I began to feel into my body and my heart and chest and began to allow the waves of agony to course through my body. First in sobs, and then in waves, and in the sounds and cries of this agony. At this time my internal experience was firstly of the agony of my ancestors, of 2000 years of pain and suffering and violation of the Jews. But it expanded further to the agony of the German people. The incredible suffering during the First World War; the challenges and pain between the wars; the suffering of the Second World War; the violation of those who were left after the war; and the splitting of a nation. And then the pain expanded to all human beings as I realized all of us hold immense suffering in our bodies, in our DNA. We hold the pain and the stories of our ancestors struggling to survive. And that the pain I was expressing is all of our pain. It was a very profound experience for me as I felt the DNA of my body, and the DNA of the Jews and my ancestor’s change in this moment. My heart was open.

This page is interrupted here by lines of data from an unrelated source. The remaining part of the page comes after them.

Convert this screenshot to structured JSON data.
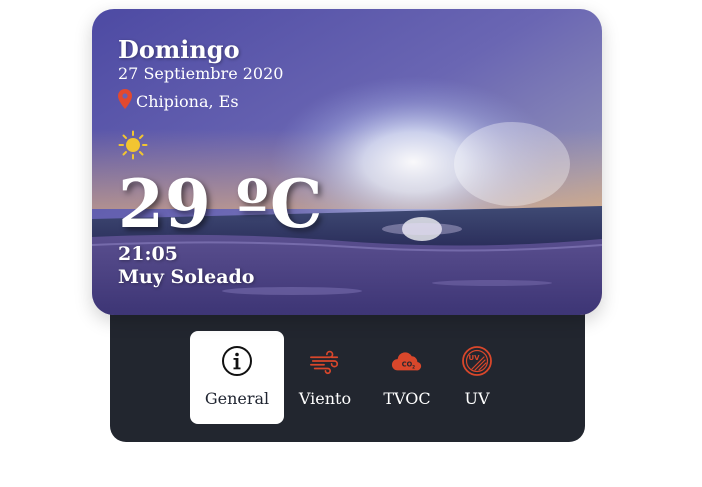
{
  "weather": {
    "day": "Domingo",
    "date": "27 Septiembre 2020",
    "location": "Chipiona, Es",
    "temperature": "29 ºC",
    "time": "21:05",
    "condition": "Muy Soleado",
    "condition_icon": "sun-icon",
    "location_icon": "map-pin-icon"
  },
  "tabs": [
    {
      "label": "General",
      "icon": "info-icon",
      "active": true
    },
    {
      "label": "Viento",
      "icon": "wind-icon",
      "active": false
    },
    {
      "label": "TVOC",
      "icon": "co2-cloud-icon",
      "active": false
    },
    {
      "label": "UV",
      "icon": "uv-icon",
      "active": false
    }
  ],
  "colors": {
    "accent": "#d9472b",
    "panel": "#22262f",
    "sun": "#f2c531"
  }
}
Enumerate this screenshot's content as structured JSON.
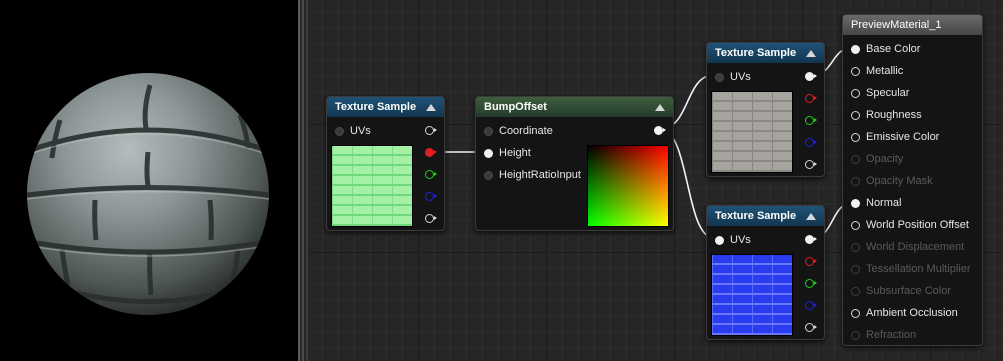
{
  "colors": {
    "graph_bg": "#262626",
    "texture_header": "#1f5277",
    "bump_header": "#3d5f3d",
    "material_header": "#6b6b6b",
    "wire": "#f2f2f2",
    "pin_red": "#e02020",
    "pin_green": "#20d020",
    "pin_blue": "#2020e0"
  },
  "icons": {
    "collapse": "triangle-up-icon",
    "output_pin": "exec-ring-icon"
  },
  "preview": {
    "shape": "sphere",
    "material": "stone-brick"
  },
  "nodes": {
    "texture_sample_1": {
      "title": "Texture Sample",
      "inputs": [
        "UVs"
      ],
      "thumbnail": "green-brick-normal"
    },
    "bump_offset": {
      "title": "BumpOffset",
      "inputs": [
        "Coordinate",
        "Height",
        "HeightRatioInput"
      ],
      "thumbnail": "uv-gradient"
    },
    "texture_sample_2": {
      "title": "Texture Sample",
      "inputs": [
        "UVs"
      ],
      "thumbnail": "grey-brick-diffuse"
    },
    "texture_sample_3": {
      "title": "Texture Sample",
      "inputs": [
        "UVs"
      ],
      "thumbnail": "blue-brick-normal"
    },
    "preview_material": {
      "title": "PreviewMaterial_1",
      "inputs": [
        {
          "label": "Base Color",
          "enabled": true,
          "connected": true
        },
        {
          "label": "Metallic",
          "enabled": true,
          "connected": false
        },
        {
          "label": "Specular",
          "enabled": true,
          "connected": false
        },
        {
          "label": "Roughness",
          "enabled": true,
          "connected": false
        },
        {
          "label": "Emissive Color",
          "enabled": true,
          "connected": false
        },
        {
          "label": "Opacity",
          "enabled": false,
          "connected": false
        },
        {
          "label": "Opacity Mask",
          "enabled": false,
          "connected": false
        },
        {
          "label": "Normal",
          "enabled": true,
          "connected": true
        },
        {
          "label": "World Position Offset",
          "enabled": true,
          "connected": false
        },
        {
          "label": "World Displacement",
          "enabled": false,
          "connected": false
        },
        {
          "label": "Tessellation Multiplier",
          "enabled": false,
          "connected": false
        },
        {
          "label": "Subsurface Color",
          "enabled": false,
          "connected": false
        },
        {
          "label": "Ambient Occlusion",
          "enabled": true,
          "connected": false
        },
        {
          "label": "Refraction",
          "enabled": false,
          "connected": false
        }
      ]
    }
  }
}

The next day was my final teaching day of the Intensive. Birgitta, a member of the Intensive approached me with a Facebook note she had received the day before, on the very day I had done this work in front of the group. Birgitta’s neighborhood has a Facebook page that people in the neighborhood belong to. A man had written a note to the group with a photo he had taken. The photo is below:

The note reads in Dutch: Beste buren,
Ik woon al 20 jaar op de Nassaukade, maar heb dit nog nooit gezien. Is dit een 1 mans actie of een terugkerende herdenking, waar ik geen weet van heb? Dan heb ik het over de waxinelichtjes en citroen zuurtjes.
Alvast bedankt voor jullie reacties

 

My Dutch is not perfect but it reads something like this: Dear neighbors,

I have been living at the Nassaukade (a street in Amsterdam) for 20 years, but have never seen this before. Is this one mans action or a recurring commemoration that I do not know about? I am referring to the tea candles and lemon candies. Thank you for your comments.  

 

The photo that he shared is of commemorative stones called ‘Stolpersteine’ that had been laid by a German Artist in different places in Europe. A Stolperstein is a concrete stone of 4 x 4 inches, with a brass plate in which the name of a person killed in the Holocaust, their date of birth and death, and their place of death engraved. The Stolpersteine have been placed in the pavement in front of the former residence of victims who were killed in the Holocaust of the Second World War.

 

For a clearer photo of the stones he took a photograph of:

 

https://www.tracesofwar.nl/sights/87828/Stolpersteine-Nassaukade-90-ll.htm?fbclid=IwAR1wBSbw4YyM0CCM1ARU-taAdYMg3ktht5mc0Q8TK6DTjsk_kDdYFh-778Q

 

The neighbor had noticed candles and candy around these commemorative stones on his street and in his 20 years on this street have never seen this kind of commemoration before. And so he took a photo. What is remarkable is that he posted this photo and inquiry on the very day that we had done very deep work at the Intensive. Somehow around the same time we had done our work, someone had commemorated the lives of these three Jew’s who had died in the Holocaust, and further someone had taken a photo of this commemoration and sent it to his neighborhood, and to a person who was at the Intensive. It was remarkable and astounding how we are all interconnected and related beyond time and space. In itself this is quite a synchronicity and awesome to witness.

 

But there is more to this story and its synchronicity. The names on the stones of his photograph, it’s hard now even to believe are: Schuitevoerder. Three people, my ancestors. We are all connected by this invisible thread that binds us and shows itself to us every now and then, reminding us of this remarkable truth of our interconnectivity. Thanks for reading.